In many cases, it will be immediately clear when an aggressive patient needs to be sent to the ER, says Ruth Gerson, MD, Director at the Bellevue Hospital Children’s Comprehensive Psychiatric Emergency Program in New York, NY. If a patient is hurting people, including himself, and you determine a clear and present danger, immediately arrange transportation to an ER using 911 services, says Gerson.

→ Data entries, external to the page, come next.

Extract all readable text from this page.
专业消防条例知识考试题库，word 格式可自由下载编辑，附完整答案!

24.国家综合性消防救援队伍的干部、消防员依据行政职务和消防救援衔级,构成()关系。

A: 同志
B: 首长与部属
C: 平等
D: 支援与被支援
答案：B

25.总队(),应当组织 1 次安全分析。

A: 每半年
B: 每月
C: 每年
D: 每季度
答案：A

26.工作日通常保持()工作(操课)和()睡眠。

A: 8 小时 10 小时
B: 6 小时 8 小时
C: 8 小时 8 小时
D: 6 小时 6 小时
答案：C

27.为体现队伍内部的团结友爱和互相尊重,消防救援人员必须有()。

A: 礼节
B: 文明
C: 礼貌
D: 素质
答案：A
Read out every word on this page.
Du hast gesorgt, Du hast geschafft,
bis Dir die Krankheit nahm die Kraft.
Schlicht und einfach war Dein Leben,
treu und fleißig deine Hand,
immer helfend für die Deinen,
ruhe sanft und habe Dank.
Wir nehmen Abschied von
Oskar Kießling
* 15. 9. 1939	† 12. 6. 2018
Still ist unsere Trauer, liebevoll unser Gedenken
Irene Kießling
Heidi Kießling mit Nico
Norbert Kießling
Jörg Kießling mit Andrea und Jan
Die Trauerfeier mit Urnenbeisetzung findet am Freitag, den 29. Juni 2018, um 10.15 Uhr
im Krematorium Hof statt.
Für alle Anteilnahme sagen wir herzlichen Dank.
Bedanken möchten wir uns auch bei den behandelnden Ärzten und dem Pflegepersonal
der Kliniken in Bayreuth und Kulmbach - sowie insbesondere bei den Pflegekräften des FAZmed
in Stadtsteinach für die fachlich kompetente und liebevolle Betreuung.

However, she adds that other outbursts can be deescalated in the psychiatrist’s office. In a Q&A Gerson did with The Carlat Child Psychiatry Report, she offers the following advice on understanding how to calm aggressive or violent patients:
• Figuring out the trigger: It’s important to step back and look at the trigger for the outburst. Did the mom set a limit? Did a child tease him at school? Did a parent tell the psychiatrist something the child is embarrassed about? Was he recently talking about a traumatic experience? Or, is he getting aggressive because he’s paranoid or hearing voices?
• Understanding reactive aggression: Most children have reactive aggression, which is a reaction to a provoking trigger. If you help identify that trigger, you can teach your patient a different reaction. If a child starts revving up in your office, help him voice what made him angry and empathize with him. As an example, if you learn that a child is acting up because of an issue with his mom, you might say, “Wow, when your mom said you weren’t working hard on your homework, that really upset you. I can see that.” You’re not approving of their behavior, you’re just showing that you understand and empathize with their feelings, which can calm them down.
• Helping the patient with problem solving: Try showing the patient ways to think about solving the problem. For the patient who got mad when talking about homework, you could ask, “I bet you’ve been trying hard on your homework, but I wonder is there something that’s been making it tougher to do? Was the assignment too hard or confusing, or was something else on your mind?” Often you will discover the child is having learning difficulties or that there are distractions or stressors at home.
• Digging into other possible causes: See if sleep problems, parents’ divorce, teasing at school, or untreated ADHD or anxiety are making your patient more vulnerable to having an aggressive outburst in response to a trigger. Then, you can help the child and family address those challenges.